I'm not really sure when I learned to talk, but it had to have been early. I would imagine that by the age of 4 or 5 I was probably already on a roll. Then again, maybe not. I was actually shy for many years of my life. My addiction crept in slowly like so many others. One day I was discussing the weather; the next, my first son's circumcision.
As an addict, it's so easy to miss the telltale signs that your current victim is reaching the saturation point. You know, the eyes are glazing over, they're beginning to squirm as if they haven't used a restroom in 12 hours, they're frantically searching for the nearest exit, abandoning clothes, children or spouses in a desperate attempt to escape.
I'm the kind of person who hardly remembers what I've worn to a function, much less what anyone else wore, but I'll remember every word that was spoken either directly to me or any conversations occurring in my general vicinity. Words are like breath.
A few years ago, I found myself in the unenviable position of having nodules on my vocal cords due to acid reflux. It became terribly frustrating trying to project my voice. I don't know how many times I was on the verge of passing out from lack of oxygen while compulsively talking away. I hadn't as yet entered the computer age and discovered the wonders of e-mail.
You'd think that modern technology would make it easier for my victims to get relief from my onslaught of verbal diarrhea. Unfortunately, I have to confess to inflicting even more suffering on the world through this medium.
I can accept the first couple of ignored e-mails gracefully. By the third or the fourth, my palms are beginning to sweat. When I've checked for the 20th time in a four-hour period I'm hyperventilating.
That's when I start morphing into PSYCHO GIRL. It is not a pretty sight and the resulting e-mails become increasingly hysterical until weak-minded individuals close their addresses and don't leave forwarding ones. I'm continually searching for new friends and family members who haven't been warned.

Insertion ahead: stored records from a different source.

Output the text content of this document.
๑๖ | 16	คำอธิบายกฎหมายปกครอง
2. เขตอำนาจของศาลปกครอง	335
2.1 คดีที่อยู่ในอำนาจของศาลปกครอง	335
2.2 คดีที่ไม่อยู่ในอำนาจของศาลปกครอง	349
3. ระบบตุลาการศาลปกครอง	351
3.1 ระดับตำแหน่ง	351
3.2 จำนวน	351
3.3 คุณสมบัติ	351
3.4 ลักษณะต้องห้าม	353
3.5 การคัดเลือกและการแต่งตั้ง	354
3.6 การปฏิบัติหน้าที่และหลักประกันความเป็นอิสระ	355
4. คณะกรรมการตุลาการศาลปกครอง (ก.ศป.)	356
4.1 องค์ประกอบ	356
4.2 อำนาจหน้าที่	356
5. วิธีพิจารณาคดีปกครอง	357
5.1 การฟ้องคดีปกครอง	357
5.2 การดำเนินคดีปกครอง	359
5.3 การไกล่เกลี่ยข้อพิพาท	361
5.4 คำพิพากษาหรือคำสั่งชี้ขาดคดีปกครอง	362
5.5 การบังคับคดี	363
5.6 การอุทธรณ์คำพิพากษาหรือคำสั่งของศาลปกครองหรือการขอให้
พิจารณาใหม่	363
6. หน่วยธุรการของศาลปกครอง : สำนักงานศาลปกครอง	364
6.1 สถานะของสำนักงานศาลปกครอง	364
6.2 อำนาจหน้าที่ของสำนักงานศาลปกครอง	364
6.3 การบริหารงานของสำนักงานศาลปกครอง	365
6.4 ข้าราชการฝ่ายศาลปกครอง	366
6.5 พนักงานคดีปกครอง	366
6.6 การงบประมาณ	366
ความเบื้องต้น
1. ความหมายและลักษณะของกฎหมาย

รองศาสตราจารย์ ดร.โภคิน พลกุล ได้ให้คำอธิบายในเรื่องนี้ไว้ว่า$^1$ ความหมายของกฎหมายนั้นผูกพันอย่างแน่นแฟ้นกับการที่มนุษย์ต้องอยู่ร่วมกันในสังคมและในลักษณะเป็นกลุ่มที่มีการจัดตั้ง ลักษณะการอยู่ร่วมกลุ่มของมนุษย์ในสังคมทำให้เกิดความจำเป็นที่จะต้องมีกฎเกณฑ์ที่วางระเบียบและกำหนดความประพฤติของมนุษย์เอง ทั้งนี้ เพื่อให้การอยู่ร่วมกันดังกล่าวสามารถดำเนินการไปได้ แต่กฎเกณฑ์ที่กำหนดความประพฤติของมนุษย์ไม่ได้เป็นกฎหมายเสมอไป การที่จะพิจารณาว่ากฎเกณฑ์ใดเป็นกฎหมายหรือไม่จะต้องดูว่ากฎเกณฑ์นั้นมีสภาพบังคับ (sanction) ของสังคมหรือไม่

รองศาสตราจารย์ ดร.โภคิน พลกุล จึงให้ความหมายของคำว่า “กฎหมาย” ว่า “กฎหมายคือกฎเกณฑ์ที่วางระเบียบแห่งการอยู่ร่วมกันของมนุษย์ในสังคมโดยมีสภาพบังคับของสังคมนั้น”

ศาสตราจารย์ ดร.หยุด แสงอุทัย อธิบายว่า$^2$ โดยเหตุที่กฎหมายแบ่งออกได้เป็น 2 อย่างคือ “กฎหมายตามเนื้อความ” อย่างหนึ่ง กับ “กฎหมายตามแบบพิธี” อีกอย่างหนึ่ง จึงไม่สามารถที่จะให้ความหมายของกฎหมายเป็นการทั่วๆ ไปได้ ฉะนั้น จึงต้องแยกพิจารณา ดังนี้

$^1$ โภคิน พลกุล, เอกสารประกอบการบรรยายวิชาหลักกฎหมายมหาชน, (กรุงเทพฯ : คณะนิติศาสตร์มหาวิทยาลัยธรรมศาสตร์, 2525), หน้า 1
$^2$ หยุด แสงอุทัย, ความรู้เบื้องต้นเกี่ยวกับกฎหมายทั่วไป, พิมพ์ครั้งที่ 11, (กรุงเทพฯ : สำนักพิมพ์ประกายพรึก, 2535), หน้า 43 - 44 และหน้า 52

Given this new level of communication freedom, you'd think I would be satisfied. I'm not. Like any addiction, the more it's fed, the more it requires.
I've begun to notice when I enter a room, people who are doing nothing, become suddenly industrious. I may need to move to a larger town and start over. The entire population of my small community knows more about my family than my youngest children. My husband comes home and says he heard something from the neighbor that he wasn't even aware of.
You know it's getting bad when our small, local library has a sign on the community computers that reads "Anyone but Sandra may e-mail from these computers." It's enough to give a normal person a complex.
Fortunately, I'm not normal, just ask my kids.
The severity of my problem will become abundantly apparent when I admit to having checked my e-mails at least once during the duration of time it has taken me to write this confession.
No, I didn't have any and, yes, I will be giving my e-mail address at the conclusion of this dissertation. Write to me, talk to me!
Which brings me to why I'm here today. I need to come clean. Wipe the slate and begin to control this compulsive need to communicate. I'm admitting I need help to overcome my problem. The first step in healing. Oh and by the way, I will be asking for everyone's e-mail address before I leave this evening!
And just in case anyone else shares my addiction, here's mine: email@example.com.
Sandra Ehlers is a married mother of 10 children ranging in age from 5 years old to 27 years old. She and her family have lived on the Kenai Peninsula off and on since 1980. Since all her children are now in school, she is able to spend more time pursuing her other passion, writing.